Gold Price Outlook: Top 5 Triggers for the Yellow Metal Next Week

Gold prices continued to fall for the third week in a row as prospects of an aggressive rate hike by the US Federal Reserve put the bullion back on track. According to commodity market experts, gold remains under pressure due to the dollar index remaining at a 20-year high.

Dollar index, global inflation, Russia-Ukraine conflict, Covid cases in India and fiscal stimulus in China are some of the major triggers. gold prices For next week according to experts.

“For the coming week, investors will turn their eyes to inflation data from the US. The inflation trajectory remains central to determining how far the rates will need to be raised. At the same time, markets will remain closed to monitor dollar movement as it will lead the way for gold. While the Russia-Ukraine conflict shows no positive developments, rising energy prices will also be on investors’ radar. Sugandha Sachdeva, VP, Commodity and Currency Research at Religare Broking Ltd, said markets are expecting some fiscal stimulus measures by China in its effort to boost the economy.

While gold is regarded as an inflation hedge, high US interest rates increase the opportunity cost of holding zero-yield bullion. Gold is considered a safe store of value during global uncertainties such as the Ukraine war.

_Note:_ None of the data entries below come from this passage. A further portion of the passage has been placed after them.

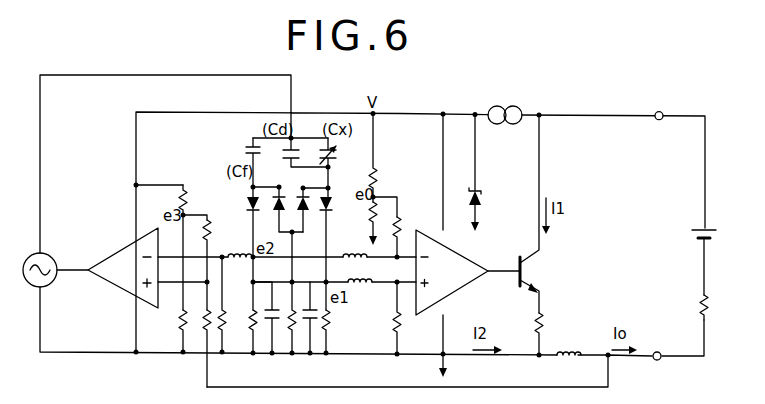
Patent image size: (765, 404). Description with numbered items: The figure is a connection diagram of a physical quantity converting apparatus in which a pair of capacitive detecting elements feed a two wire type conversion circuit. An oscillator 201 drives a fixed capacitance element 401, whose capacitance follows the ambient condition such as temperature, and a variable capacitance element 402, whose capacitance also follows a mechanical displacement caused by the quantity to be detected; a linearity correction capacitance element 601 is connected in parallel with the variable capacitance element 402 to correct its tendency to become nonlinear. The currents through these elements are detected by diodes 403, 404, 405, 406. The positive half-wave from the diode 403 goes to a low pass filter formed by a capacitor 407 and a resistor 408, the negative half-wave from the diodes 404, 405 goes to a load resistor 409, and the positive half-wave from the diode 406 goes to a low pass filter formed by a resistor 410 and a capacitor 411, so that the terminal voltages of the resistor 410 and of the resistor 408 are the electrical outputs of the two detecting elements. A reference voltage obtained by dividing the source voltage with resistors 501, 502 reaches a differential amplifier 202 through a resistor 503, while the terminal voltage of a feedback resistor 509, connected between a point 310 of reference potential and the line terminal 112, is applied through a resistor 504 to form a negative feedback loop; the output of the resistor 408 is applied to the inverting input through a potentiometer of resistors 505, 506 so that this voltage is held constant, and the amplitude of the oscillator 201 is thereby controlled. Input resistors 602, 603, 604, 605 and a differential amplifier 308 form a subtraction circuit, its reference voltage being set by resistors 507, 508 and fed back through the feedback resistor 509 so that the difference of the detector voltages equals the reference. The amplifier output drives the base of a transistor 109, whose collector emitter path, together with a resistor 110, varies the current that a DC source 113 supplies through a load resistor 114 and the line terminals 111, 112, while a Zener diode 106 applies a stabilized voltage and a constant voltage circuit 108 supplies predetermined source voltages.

The Zener diode 106 is at (490, 172).
The constant voltage circuit 108 is at (507, 104).
The transistor 109 is at (528, 214).
The resistor 110 is at (554, 335).
The line terminal 111 is at (659, 107).
The line terminal 112 is at (659, 369).
The DC source 113 is at (719, 234).
The load resistor 114 is at (719, 307).
The oscillator 201 is at (55, 266).
The differential amplifier 202 is at (123, 268).
The differential amplifier 308 is at (452, 234).
The point of reference potential 310 is at (459, 367).
The fixed capacitance element 401 is at (244, 162).
The variable capacitance element 402 is at (344, 167).
The diode 403 is at (253, 248).
The diode 404 is at (278, 209).
The diode 405 is at (303, 211).
The diode 406 is at (341, 253).
The capacitor 407 is at (276, 292).
The resistor 408 is at (256, 321).
The load resistor 409 is at (283, 338).
The resistor 410 is at (343, 333).
The capacitor 411 is at (302, 292).
The resistor 501 is at (198, 244).
The resistor 502 is at (168, 332).
The resistor 503 is at (222, 265).
The resistor 504 is at (201, 336).
The resistor 505 is at (242, 248).
The resistor 506 is at (228, 318).
The resistor 507 is at (389, 158).
The resistor 508 is at (381, 215).
The feedback resistor 509 is at (577, 345).
The linearity correction capacitance element 601 is at (292, 153).
The input resistor 602 is at (354, 247).
The input resistor 603 is at (366, 294).
The input resistor 604 is at (404, 224).
The input resistor 605 is at (413, 319).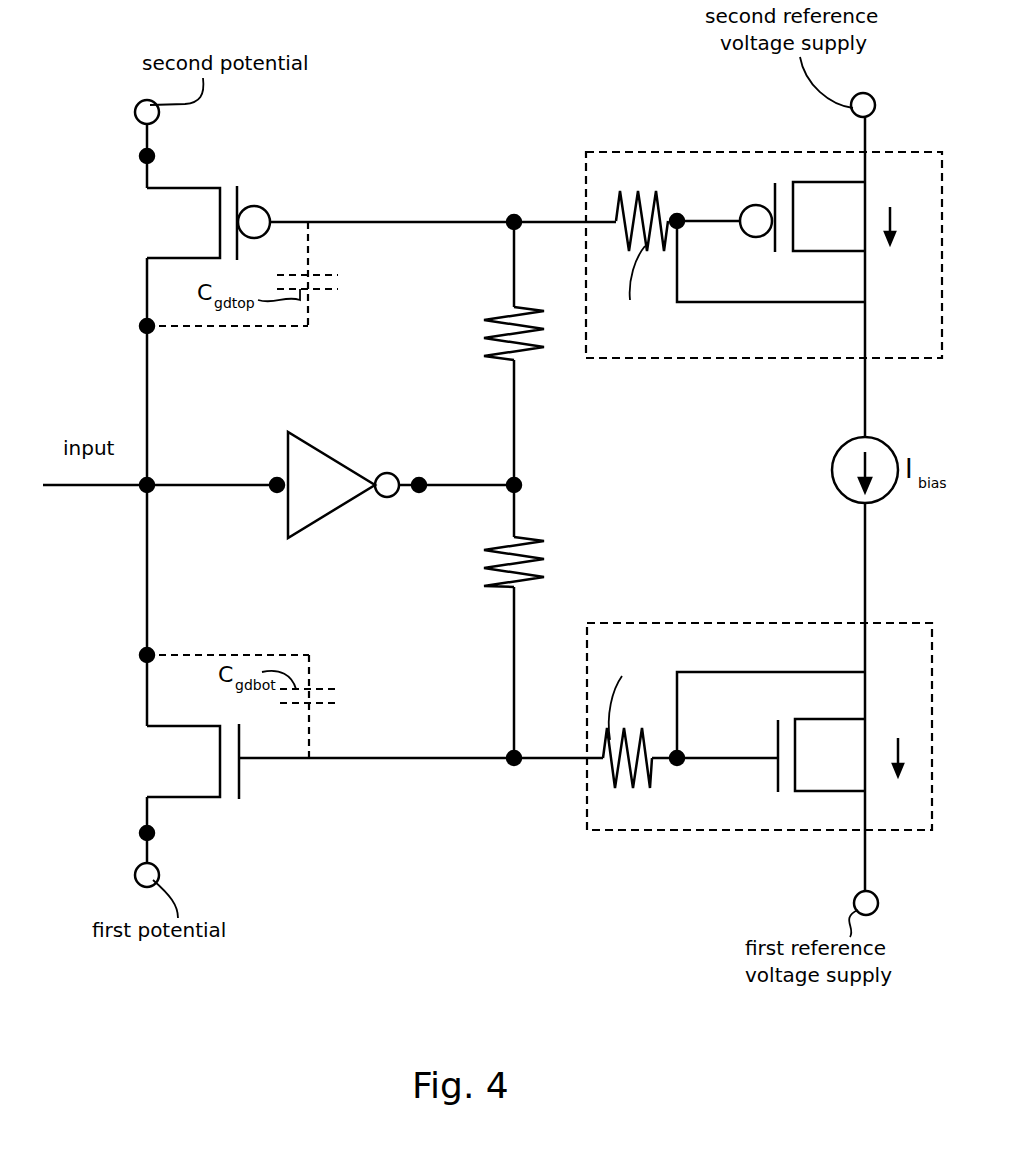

“Gold will remain a preferred asset class as long as uncertainty over the Russia-Ukraine conflict continues and will continue to attract investment as a proven hedge against other asset classes. Gold prices are subject to geopolitical risks and inflation in the global environment.” The pressure will continue to provide support. We continue our neutral stance on gold and recommend a ‘buy-on-dips’ strategy,” Axis Securities said.

The views and recommendations given above are those of individual analysts or broking companies and not of Mint.